Consistent with the decline in the number of new entrants, the figure below shows that the number of merger and acquisition deals has burgeoned from the late 1990s onward. This is consistent with reduced anti-trust enforcement.
In the second part, Philippon draws on the character of European markets since 2000 to make the point that Europe has adopted free market principles and practices at the same time that the U.S. has abandoned them. Why did the U.S. abandon these practices in many markets and Europe adopt them? Philippon argues that large US firms have channeled their profits into building barriers to entry rather than to increasing the value of what they produce. In contrast, the creation of a single market in Europe has led to a consensus among European nations that no one country’s firms should dominate the single market; thus, barriers to entry of new firms, especially in the airline and telecommunications industries, have plummeted, and entry has surged with lower prices and better quality products and services as a result. Furthermore, labor’s share of national income in the US has fallen markedly, while in Europe, labor’s share has remained relatively stable.

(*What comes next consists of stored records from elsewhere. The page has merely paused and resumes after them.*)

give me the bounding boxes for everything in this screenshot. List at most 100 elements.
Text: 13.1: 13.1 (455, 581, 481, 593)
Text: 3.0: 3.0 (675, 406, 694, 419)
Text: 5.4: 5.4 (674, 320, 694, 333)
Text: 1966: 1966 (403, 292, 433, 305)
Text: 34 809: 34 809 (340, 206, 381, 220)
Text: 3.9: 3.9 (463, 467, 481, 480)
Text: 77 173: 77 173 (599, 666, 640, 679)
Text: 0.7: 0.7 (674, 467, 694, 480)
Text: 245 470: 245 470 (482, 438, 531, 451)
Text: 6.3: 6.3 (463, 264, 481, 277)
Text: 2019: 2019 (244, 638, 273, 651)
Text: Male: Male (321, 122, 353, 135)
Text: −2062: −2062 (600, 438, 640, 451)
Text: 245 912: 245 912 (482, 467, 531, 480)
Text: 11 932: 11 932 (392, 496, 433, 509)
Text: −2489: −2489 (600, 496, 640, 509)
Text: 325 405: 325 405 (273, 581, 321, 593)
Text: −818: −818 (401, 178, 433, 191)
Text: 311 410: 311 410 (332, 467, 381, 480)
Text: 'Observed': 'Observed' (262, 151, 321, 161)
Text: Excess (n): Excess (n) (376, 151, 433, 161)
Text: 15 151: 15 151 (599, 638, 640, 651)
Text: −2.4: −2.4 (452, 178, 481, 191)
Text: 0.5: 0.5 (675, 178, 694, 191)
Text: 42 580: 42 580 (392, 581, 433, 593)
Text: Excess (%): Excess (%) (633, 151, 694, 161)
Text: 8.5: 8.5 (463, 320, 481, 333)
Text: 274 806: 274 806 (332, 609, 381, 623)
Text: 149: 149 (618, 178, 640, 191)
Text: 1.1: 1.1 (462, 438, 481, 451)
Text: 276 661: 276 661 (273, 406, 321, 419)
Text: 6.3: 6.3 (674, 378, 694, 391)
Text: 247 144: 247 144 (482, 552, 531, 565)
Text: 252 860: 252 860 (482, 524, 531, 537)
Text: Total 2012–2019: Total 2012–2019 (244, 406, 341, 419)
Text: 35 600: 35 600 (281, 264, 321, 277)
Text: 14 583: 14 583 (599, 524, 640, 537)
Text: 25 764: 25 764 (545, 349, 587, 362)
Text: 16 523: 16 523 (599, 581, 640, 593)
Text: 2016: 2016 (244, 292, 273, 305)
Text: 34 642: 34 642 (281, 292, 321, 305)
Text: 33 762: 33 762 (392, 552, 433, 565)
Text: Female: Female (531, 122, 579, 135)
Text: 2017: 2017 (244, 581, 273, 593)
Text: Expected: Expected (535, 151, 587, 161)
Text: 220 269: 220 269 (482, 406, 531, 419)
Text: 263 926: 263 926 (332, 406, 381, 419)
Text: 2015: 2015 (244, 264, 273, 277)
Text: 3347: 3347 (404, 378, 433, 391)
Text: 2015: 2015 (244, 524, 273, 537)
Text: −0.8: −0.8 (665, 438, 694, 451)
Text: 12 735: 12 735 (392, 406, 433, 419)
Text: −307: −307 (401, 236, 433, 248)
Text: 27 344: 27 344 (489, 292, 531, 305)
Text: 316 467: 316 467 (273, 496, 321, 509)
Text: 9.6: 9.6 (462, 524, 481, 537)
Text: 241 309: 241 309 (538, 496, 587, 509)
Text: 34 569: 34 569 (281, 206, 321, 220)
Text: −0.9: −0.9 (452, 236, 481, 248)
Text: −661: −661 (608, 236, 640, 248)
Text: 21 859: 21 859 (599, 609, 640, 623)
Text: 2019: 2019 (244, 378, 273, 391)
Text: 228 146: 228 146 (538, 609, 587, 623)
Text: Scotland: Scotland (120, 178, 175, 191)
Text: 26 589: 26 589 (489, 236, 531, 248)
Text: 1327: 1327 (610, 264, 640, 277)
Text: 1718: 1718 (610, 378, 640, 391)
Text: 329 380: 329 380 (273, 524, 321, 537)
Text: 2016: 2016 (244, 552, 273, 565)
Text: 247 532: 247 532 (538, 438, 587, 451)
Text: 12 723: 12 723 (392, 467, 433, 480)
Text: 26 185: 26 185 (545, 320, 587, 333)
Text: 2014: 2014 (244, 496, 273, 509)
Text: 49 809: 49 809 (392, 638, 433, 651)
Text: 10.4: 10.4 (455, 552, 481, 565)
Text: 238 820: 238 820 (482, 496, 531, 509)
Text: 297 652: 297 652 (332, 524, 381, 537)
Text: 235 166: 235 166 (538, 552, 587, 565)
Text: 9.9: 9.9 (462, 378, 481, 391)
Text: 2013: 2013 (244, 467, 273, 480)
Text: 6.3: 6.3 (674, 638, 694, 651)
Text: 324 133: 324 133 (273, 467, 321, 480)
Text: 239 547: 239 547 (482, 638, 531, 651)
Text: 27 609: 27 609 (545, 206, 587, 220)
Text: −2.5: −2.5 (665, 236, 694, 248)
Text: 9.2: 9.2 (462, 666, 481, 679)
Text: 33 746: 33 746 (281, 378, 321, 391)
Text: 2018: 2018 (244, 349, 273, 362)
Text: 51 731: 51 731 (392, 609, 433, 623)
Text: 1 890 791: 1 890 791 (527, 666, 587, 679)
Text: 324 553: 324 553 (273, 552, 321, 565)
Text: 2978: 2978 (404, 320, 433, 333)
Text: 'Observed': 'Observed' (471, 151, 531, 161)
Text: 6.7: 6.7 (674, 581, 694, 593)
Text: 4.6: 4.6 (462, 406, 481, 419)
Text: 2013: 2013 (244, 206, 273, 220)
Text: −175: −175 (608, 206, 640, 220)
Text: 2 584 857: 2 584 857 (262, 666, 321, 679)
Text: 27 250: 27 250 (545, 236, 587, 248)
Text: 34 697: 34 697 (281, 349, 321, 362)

In part three, Philippon demonstrates how large companies have devoted increasing amounts of funding both to lobbying and supporting candidates who assist them in building barriers to the entry of new competitors and to taxpayer support for many firms that would not be viable without it. Note how the number of politically active firms in the S & P 1500 has risen since the mid-1990s with almost half active politically.
In the final part, Philippon devotes attention to how specific industries have consolidated and the implications for consumer welfare. He highlights how entry barriers and technological improvements in the financial services sector have led to increased wages for highly skilled individuals but not lower costs for consumers. In the increasingly inefficient and inequitable health care sector, Philippon cites how low productivity improvement, hospital consolidation, and restrictive contracts put the US at the top of the cost table yet 28th (tied with the Czech Republic) in terms of access and quality. Philippon then turns his focus to recent “superstar” companies such as Google, Amazon, Facebook, Apple, and Microsoft. He notes that there have been significant benefits from the rise of these companies (good concentration) but that in the last decade they too have devoted an increased share of their earnings to lobbying Washington, which may already have generated anti-competitive results (bad concentration.)
Competition not only helps deliver quality goods and services at efficient prices to consumers; it also puts pressure on existing companies to continue to improve their products and deliver value to their customers. Without such pressure, as Philippon clearly shows, companies will not invest their gains to further improve their attractiveness to consumers. Instead they devote those resources to rent seeking for their executives and owners by lobbying politicians and regulatory agencies as well as contributing to the campaigns of those politicians who will help them protect their rents and viability. Such practices have led to both reduced growth in productivity and increased income equality. If these trends are to change, public policy makers in the U.S. will need to devote attention to the free market principles and practices that were commonplace for much of the second half of the 20th century.